Described second bridge rectifier synchronization loop is joined end to end formed by the 5th check valve, the 6th check valve, the 7th check valve, the 8th check valve, and an electromagnetic speed-adjusting valve in parallel in four check valves;

Described control loop comprises the primary importance sensor of shutoff valve, energy storage, compression indicator, PLC, connection operating cylinder, and connects the second place sensor of oil cylinder for subsequent use; One end of shutoff valve is connected with unidirectional fix-displacement pump, and the other end is connected with compression indicator; Manometric collateral branch connects energy storage in loop; Compression indicator, primary importance sensor, second place sensor, the first solenoid directional control valve, the second solenoid directional control valve and electromagnetic speed-adjusting valve are controlled by PLC by signal line.
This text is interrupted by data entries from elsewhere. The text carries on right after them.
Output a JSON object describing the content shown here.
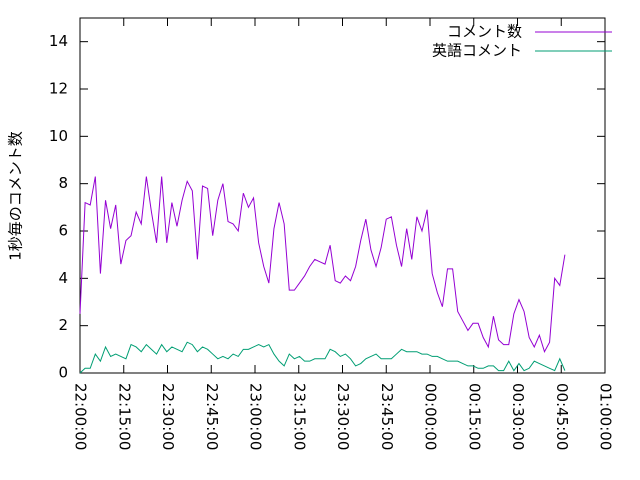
{
  "chart_data": {
    "type": "line",
    "y_label": "1秒毎のコメント数",
    "x": [
      0,
      1.75,
      3.5,
      5.25,
      7,
      8.75,
      10.5,
      12.25,
      14,
      15.75,
      17.5,
      19.25,
      21,
      22.75,
      24.5,
      26.25,
      28,
      29.75,
      31.5,
      33.25,
      35,
      36.75,
      38.5,
      40.25,
      42,
      43.75,
      45.5,
      47.25,
      49,
      50.75,
      52.5,
      54.25,
      56,
      57.75,
      59.5,
      61.25,
      63,
      64.75,
      66.5,
      68.25,
      70,
      71.75,
      73.5,
      75.25,
      77,
      78.75,
      80.5,
      82.25,
      84,
      85.75,
      87.5,
      89.25,
      91,
      92.75,
      94.5,
      96.25,
      98,
      99.75,
      101.5,
      103.25,
      105,
      106.75,
      108.5,
      110.25,
      112,
      113.75,
      115.5,
      117.25,
      119,
      120.75,
      122.5,
      124.25,
      126,
      127.75,
      129.5,
      131.25,
      133,
      134.75,
      136.5,
      138.25,
      140,
      141.75,
      143.5,
      145.25,
      147,
      148.75,
      150.5,
      152.25,
      154,
      155.75,
      157.5,
      159.25,
      161,
      162.75,
      164.5,
      166.25
    ],
    "series": [
      {
        "name": "コメント数",
        "color": "#9400d3",
        "values": [
          2.5,
          7.2,
          7.1,
          8.3,
          4.2,
          7.3,
          6.1,
          7.1,
          4.6,
          5.6,
          5.8,
          6.8,
          6.3,
          8.3,
          6.8,
          5.5,
          8.3,
          5.5,
          7.2,
          6.2,
          7.3,
          8.1,
          7.7,
          4.8,
          7.9,
          7.8,
          5.8,
          7.3,
          8.0,
          6.4,
          6.3,
          6.0,
          7.6,
          7.0,
          7.4,
          5.5,
          4.5,
          3.8,
          6.1,
          7.2,
          6.3,
          3.5,
          3.5,
          3.8,
          4.1,
          4.5,
          4.8,
          4.7,
          4.6,
          5.4,
          3.9,
          3.8,
          4.1,
          3.9,
          4.5,
          5.6,
          6.5,
          5.2,
          4.5,
          5.3,
          6.5,
          6.6,
          5.4,
          4.5,
          6.1,
          4.8,
          6.6,
          6.0,
          6.9,
          4.2,
          3.4,
          2.8,
          4.4,
          4.4,
          2.6,
          2.2,
          1.8,
          2.1,
          2.1,
          1.5,
          1.1,
          2.4,
          1.4,
          1.2,
          1.2,
          2.5,
          3.1,
          2.6,
          1.5,
          1.1,
          1.6,
          0.9,
          1.3,
          4.0,
          3.7,
          5.0
        ]
      },
      {
        "name": "英語コメント",
        "color": "#009e73",
        "values": [
          0,
          0.2,
          0.2,
          0.8,
          0.5,
          1.1,
          0.7,
          0.8,
          0.7,
          0.6,
          1.2,
          1.1,
          0.9,
          1.2,
          1.0,
          0.8,
          1.2,
          0.9,
          1.1,
          1.0,
          0.9,
          1.3,
          1.2,
          0.9,
          1.1,
          1.0,
          0.8,
          0.6,
          0.7,
          0.6,
          0.8,
          0.7,
          1.0,
          1.0,
          1.1,
          1.2,
          1.1,
          1.2,
          0.8,
          0.5,
          0.3,
          0.8,
          0.6,
          0.7,
          0.5,
          0.5,
          0.6,
          0.6,
          0.6,
          1.0,
          0.9,
          0.7,
          0.8,
          0.6,
          0.3,
          0.4,
          0.6,
          0.7,
          0.8,
          0.6,
          0.6,
          0.6,
          0.8,
          1.0,
          0.9,
          0.9,
          0.9,
          0.8,
          0.8,
          0.7,
          0.7,
          0.6,
          0.5,
          0.5,
          0.5,
          0.4,
          0.3,
          0.3,
          0.2,
          0.2,
          0.3,
          0.3,
          0.1,
          0.1,
          0.5,
          0.1,
          0.4,
          0.1,
          0.2,
          0.5,
          0.4,
          0.3,
          0.2,
          0.1,
          0.6,
          0.1
        ]
      }
    ],
    "xlim": [
      0,
      180
    ],
    "xticks": [
      {
        "value": 0,
        "label": "22:00:00"
      },
      {
        "value": 15,
        "label": "22:15:00"
      },
      {
        "value": 30,
        "label": "22:30:00"
      },
      {
        "value": 45,
        "label": "22:45:00"
      },
      {
        "value": 60,
        "label": "23:00:00"
      },
      {
        "value": 75,
        "label": "23:15:00"
      },
      {
        "value": 90,
        "label": "23:30:00"
      },
      {
        "value": 105,
        "label": "23:45:00"
      },
      {
        "value": 120,
        "label": "00:00:00"
      },
      {
        "value": 135,
        "label": "00:15:00"
      },
      {
        "value": 150,
        "label": "00:30:00"
      },
      {
        "value": 165,
        "label": "00:45:00"
      },
      {
        "value": 180,
        "label": "01:00:00"
      }
    ],
    "ylim": [
      0,
      15
    ],
    "yticks": [
      0,
      2,
      4,
      6,
      8,
      10,
      12,
      14
    ],
    "legend": "top-right"
  }
}
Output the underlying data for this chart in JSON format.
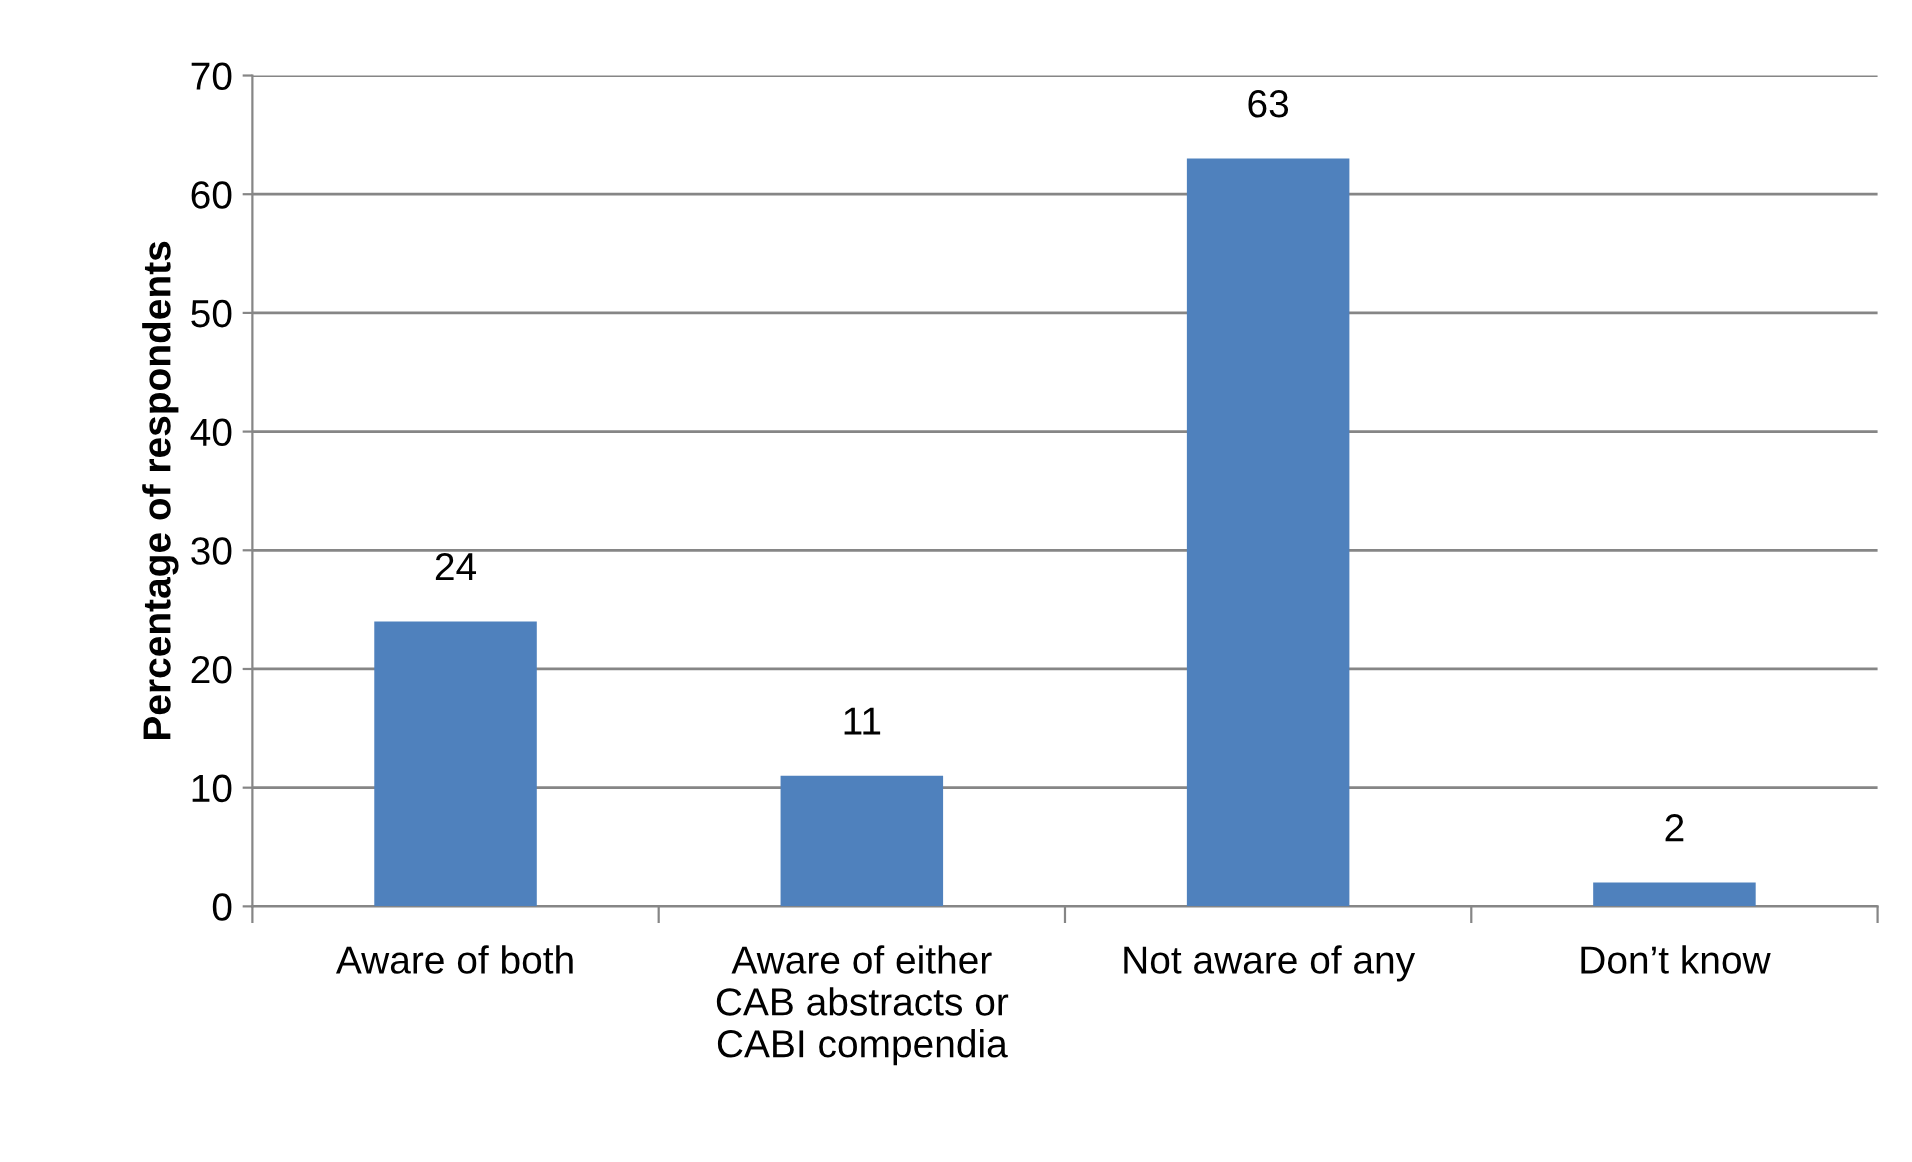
{
  "chart_data": {
    "type": "bar",
    "ylabel": "Percentage of respondents",
    "categories": [
      "Aware of both",
      "Aware of either\nCAB abstracts or\nCABI compendia",
      "Not aware of any",
      "Don’t know"
    ],
    "values": [
      24,
      11,
      63,
      2
    ],
    "color": "#4f81bd",
    "ylim": [
      0,
      70
    ],
    "yticks": [
      0,
      10,
      20,
      30,
      40,
      50,
      60,
      70
    ],
    "grid": "y",
    "data_labels": true
  }
}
2. the hydraulic jacking system of a kind of attached tower crane according to claim 1, it is characterized in that, the first by pass valve is connected in the collateral branch loop of described shutoff valve, the control mouth of the first by pass valve connects the A hydraulic fluid port of the 3rd solenoid directional control valve, 3rd solenoid directional control valve is bi-bit bi-pass solenoid directional control valve, the B hydraulic fluid port of the 3rd solenoid directional control valve connects precursor overflow valve, and the first by pass valve is connected fuel tank with precursor overflow valve simultaneously.

3. the hydraulic jacking system of a kind of attached tower crane according to claim 1, is characterized in that, arranges filter between the oil inlet of described unidirectional fix-displacement pump and fuel tank.

4. the hydraulic jacking system of a kind of attached tower crane according to claim 1, is characterized in that, arranges filter between the T hydraulic fluid port of described first solenoid directional control valve and fuel tank.